P&L Statement


A rather crucial fiscal document we would assess to thoroughly define the best Strategy forward (Phase 1) for our clients is the ‘P&L statement’.

A P&L is a financial document that summarizes revenues, costs and expenses incurred during a specific period of time–usually a fiscal quarter or year. As this income statement is prepared based on accounting principles that include revenue recognition, matching and accruals, the records normally provide information that shows the ability of a company to generate a profit by increasing revenue(s) and reducing costs. The bottom line (literally and figuratively) is net income, aka profit.

The profit and loss statement is one of the 3 financial statements a public company is bound to issue quarterly and/or annually. The other 2 are (1) the balance sheet and (2) the statement of cash flow/s.

The 3 Key Financial Statements for Public Companies

  1. P&L Statement: A profit and loss statement aggregates the revenues, expenses, profits/losses of a business.
  2. Balance Sheet: A balance sheet captures company’s assets, liabilities and shareholders’ equity at a specific point in time, allowing to evaluate capital structure and to compute rates of return.
  3. Statement of Cash Flows: A statement of cash flows describes the cash movements into and out of an organization/company, specifically those linked to operations, investments, and financing types of activities.

The profit and loss statement is considered by many as the most crucial among these 3 financial statements, for it reveals the ability of the reporting business to generate a profit. The statement is particularly useful when viewed on a trend line, to see how an organization is faring over time, which results it is driving and how well it is performing–in terms of CAGR and ROI, as well as based on an ad-to-sales ratio analysis.
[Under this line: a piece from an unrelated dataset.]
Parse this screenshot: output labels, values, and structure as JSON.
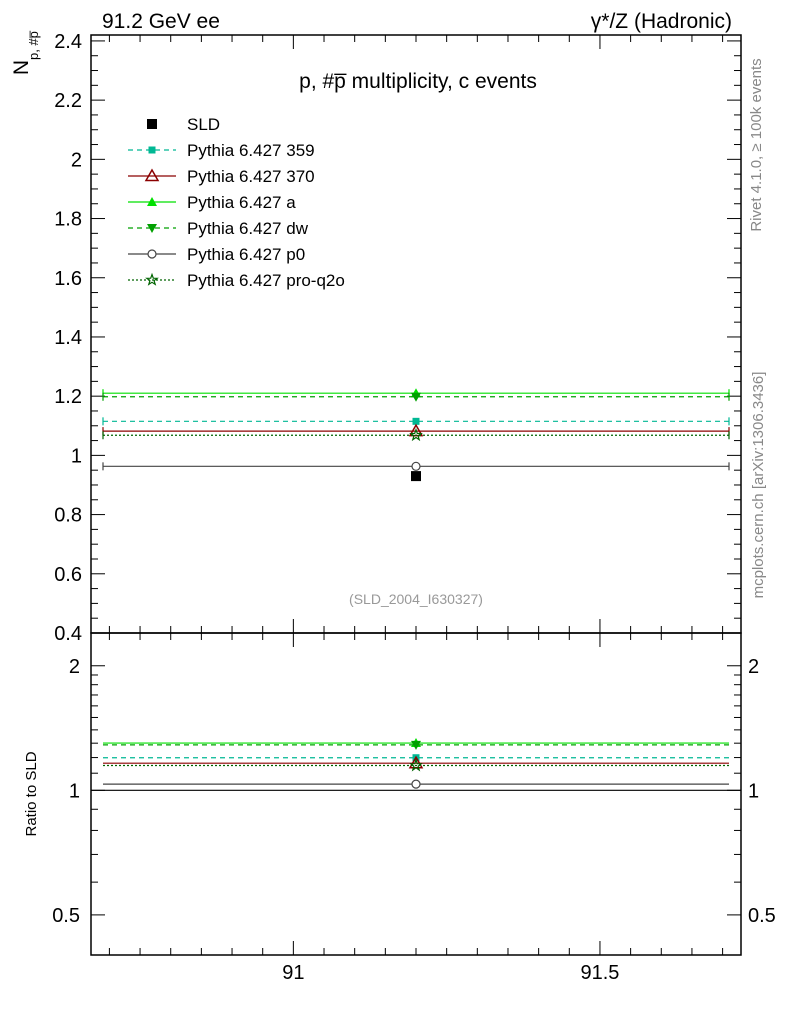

The 7 categories neta recommends within a P&L:

  1. Revenue (or sales)
  2. Cost of goods sold (or cost of sales)
  3. Other cost of sales (shipping, returns, promotions)
  4. Human resources (full-time employees, contractors, interns, payroll expense)
  5. Platform expenses (technology, credit card payments)
  6. Production cost on media (photography, video)
  7. Marketing & advertising (paid media, marketing services)

At netamorphosis, a P&L statement is the fundamental financial planning tool we would use to map and understand current indicators of performance management as well as to project the future operational development resulting from one of our growth strategies–which, in our experience is actually to be achieved only through continuous P&L analysis and assessment.

For existing business(es), we would work with an existing P&L framework of a company, and if a digital channel or eCommerce channel P&L has not been created, it is neta’s objective in our initial Strategy phase together, to construct this P&L framework within the holistic organizational P&L.

For earlier stage, less mature companies (what we’ve termed ‘0 – 2 year-olds’) where formal financials may not yet be ‘up to snuff’, or there may not be a resource allocated to financial diligence, neta will serve as a guide to vet assumptions and ensure that client operations are well-equipped to deal with the realities of entering and competing within the current digital and omnichannel marketplace and/or sector.

In the event that we recommend greater capital or CapEx, neta evolves our P&L into a comprehensive investor financial model from which we’ve had a 100% success rate in closing capital in our Capital Raising service (raise amount to date = $70M).